Maria e Janada, vittime di Boko Haram, dalla Nigeria a Santa Chiara

Le due giovani protagoniste dell’incontro “8 marzo, ascolta anche le loro grida”, promosso da Acs. Con loro padre Fidelis, direttore del “Trauma center” di Maiduguri, dove entrambe sono state seguite. L’invito ad apprezzare «la libertà di religione di cui gode l’Occidente»

Il grido di Maria Joseph e Janada Markus è stato accolto e ascoltato ieri sera, 8 marzo, nella parrocchia di Santa Chiara, a Vigna Clara, dove le due giovani nigeriane, vittime della ferocia dei terroristi jihadisti di Boko Haram (che significa letteralmente “L’educazione occidentale è peccaminosa”), hanno portato la loro testimonianza «per aiutarci a capire che cosa possiamo fare noi per la dignità umana di questi fratelli perseguitati», come ha spiegato nel suo saluto il parroco don Andrea Manto. La mattina, al termine dell’udienza generale in piazza San Pietro, le due giovani di 19 e 22 anni erano state salutate da Papa Francesco per essere poi ricevute dal presidente della Camera Lorenzo Fontana, dalla presidente del Consiglio Giorgia Meloni e dal ministro degli Esteri Antonio Tajani. Oggi, 9 marzo, saranno invece ricevute dal segretario di Stato Pietro Parolin.

Incontro vittime di boko haram, parrocchia santa chiara, acs italia, 8 marzo 2023 L’iniziativa, denominata “8 marzo, ascolta anche le loro grida”, è stata promossa dalla fondazione pontificia Aiuto alla Chiesa che soffre (Acs), che dal 1947 sostiene gli oltre 416 milioni di fedeli cattolici e cristiani perseguitati e oppressi, finanziando ogni anno circa 5mila progetti in oltre 140 Paesi del mondo.

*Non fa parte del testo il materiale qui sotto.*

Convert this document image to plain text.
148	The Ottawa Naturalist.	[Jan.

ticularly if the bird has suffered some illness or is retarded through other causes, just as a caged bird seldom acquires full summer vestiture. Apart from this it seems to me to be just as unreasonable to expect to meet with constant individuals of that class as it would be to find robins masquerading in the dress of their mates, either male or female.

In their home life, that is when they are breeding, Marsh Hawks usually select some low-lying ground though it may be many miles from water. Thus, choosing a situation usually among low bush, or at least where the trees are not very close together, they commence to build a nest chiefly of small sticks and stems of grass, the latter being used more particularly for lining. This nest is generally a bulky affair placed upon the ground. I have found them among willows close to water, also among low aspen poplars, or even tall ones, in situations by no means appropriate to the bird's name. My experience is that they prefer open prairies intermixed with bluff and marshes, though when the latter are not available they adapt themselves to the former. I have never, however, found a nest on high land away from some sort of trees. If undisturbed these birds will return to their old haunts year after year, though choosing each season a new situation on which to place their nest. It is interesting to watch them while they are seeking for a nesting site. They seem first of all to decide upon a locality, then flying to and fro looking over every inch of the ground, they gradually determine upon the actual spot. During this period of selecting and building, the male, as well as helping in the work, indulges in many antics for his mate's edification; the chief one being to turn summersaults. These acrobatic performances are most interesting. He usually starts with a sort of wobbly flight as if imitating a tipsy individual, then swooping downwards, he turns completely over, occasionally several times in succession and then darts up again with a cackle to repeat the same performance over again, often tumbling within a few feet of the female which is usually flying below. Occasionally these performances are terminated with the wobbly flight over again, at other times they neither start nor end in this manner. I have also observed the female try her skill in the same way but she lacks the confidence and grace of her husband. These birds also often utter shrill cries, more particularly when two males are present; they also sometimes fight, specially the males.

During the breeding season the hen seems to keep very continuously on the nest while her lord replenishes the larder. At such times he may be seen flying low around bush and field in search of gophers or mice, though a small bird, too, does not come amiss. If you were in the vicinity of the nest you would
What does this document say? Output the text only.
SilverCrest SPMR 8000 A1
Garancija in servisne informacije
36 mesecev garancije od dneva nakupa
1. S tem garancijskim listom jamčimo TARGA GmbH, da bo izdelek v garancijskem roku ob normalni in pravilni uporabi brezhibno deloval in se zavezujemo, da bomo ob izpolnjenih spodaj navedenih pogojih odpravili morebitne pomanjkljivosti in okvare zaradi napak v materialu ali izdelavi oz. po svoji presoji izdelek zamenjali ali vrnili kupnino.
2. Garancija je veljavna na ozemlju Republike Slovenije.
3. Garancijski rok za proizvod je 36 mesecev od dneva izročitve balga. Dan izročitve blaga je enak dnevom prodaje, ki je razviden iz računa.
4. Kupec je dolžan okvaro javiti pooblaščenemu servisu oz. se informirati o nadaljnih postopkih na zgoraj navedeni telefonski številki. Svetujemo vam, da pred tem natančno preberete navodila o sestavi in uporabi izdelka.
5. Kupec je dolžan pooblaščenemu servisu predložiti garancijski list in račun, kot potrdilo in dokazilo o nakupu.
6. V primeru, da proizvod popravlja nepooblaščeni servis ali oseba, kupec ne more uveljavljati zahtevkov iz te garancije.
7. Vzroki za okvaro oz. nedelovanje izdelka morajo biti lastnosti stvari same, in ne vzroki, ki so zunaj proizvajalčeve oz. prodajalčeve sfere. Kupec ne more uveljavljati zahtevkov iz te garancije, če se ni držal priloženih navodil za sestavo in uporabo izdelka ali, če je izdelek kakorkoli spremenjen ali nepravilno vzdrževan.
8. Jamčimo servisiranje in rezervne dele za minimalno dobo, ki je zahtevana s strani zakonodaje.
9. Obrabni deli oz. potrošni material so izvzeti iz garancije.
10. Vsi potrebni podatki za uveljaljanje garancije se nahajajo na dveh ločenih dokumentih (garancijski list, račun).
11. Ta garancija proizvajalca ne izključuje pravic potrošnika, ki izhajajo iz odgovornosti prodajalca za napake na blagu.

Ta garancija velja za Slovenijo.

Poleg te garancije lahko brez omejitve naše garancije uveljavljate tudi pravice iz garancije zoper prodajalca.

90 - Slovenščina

Uno di questi è il “Trauma center” di Maiduguri, nel nord-est del Paese africano, che accoglie 360 ragazze e ragazzi non solo cristiani ma anche islamici ed è diretto da padre Joseph Fidelis, che ha accompagnato e fatto da interprete alle due testimoni.

Nell’agosto del 2022 Maria Joseph, la più giovane delle due vittime di Boko Haram, è sfuggita ai miliziani dopo essere rimasta loro prigioniera per 9 anni, tenuta per un anno anche «chiusa in una gabbia come gli animali», ha raccontato. A seguito di un attacco alla sua comunità di Bazzar, sferrato dal gruppo terroristico responsabile negli ultimi 13 anni della morte di oltre 75mila nigeriani, la ragazza è stata rapita nel 2013 insieme ad altre 21 persone. Aveva solo 9 anni. La prima cosa che hanno fatto è stata convertirla con la forza all’Islam, cambiando il suo nome in Aisha, un nome musulmano, avvertendola di non pregare come i cristiani perché altrimenti sarebbe stata uccisa.

La ventiduenne Janada Markus invece ha raccontato di come il 20 ottobre 2018 «eravamo nella fattoria e lavoravamo, quando all’improvviso siamo stati circondati dagli uomini di Boko Haram. Hanno puntato un machete contro mio padre e gli hanno detto che ci avrebbero rilasciati se avessimo fatto delle cose molto brutte». Rifiutando, l’uomo ha chinato la testa in segno di sottomissione per essere ucciso e ha risposto che «non poteva dormire con la sua carne e il suo sangue, sua figlia, preferendo morire piuttosto che commettere quello – sono state ancora le parole di Janada -. Uno degli uomini allora ha tirato fuori un machete e ha tagliato la testa di mio padre, proprio di fronte a noi». I terroristi in quella occasione hanno restituito la libertà a Janada, ma il 9 novembre 2020 la giovane è stata catturata, portata nella boscaglia e torturata duramente, emotivamente, fisicamente e mentalmente per sei giorni, per poi essere rilasciata. Anche lei è stata accolta nel Centro traumatologico della diocesi di Maiduguri.

In conclusione, ricevendo dai giovani della parrocchia un mazzo di fiori gialli, «segno di delicatezza per avere condiviso e quindi anche rivissuto il loro orrore, che ci hanno affidato perché questo non si ripeta più», ha spiegato monsignor Manto, Maria Joseph e Janada Markus hanno invitato ad apprezzare la libertà di religione di cui noi in Occidente godiamo, «ringraziando ogni giorno il Signore per la condizione di vita che avete e che noi non abbiamo mai conosciuto».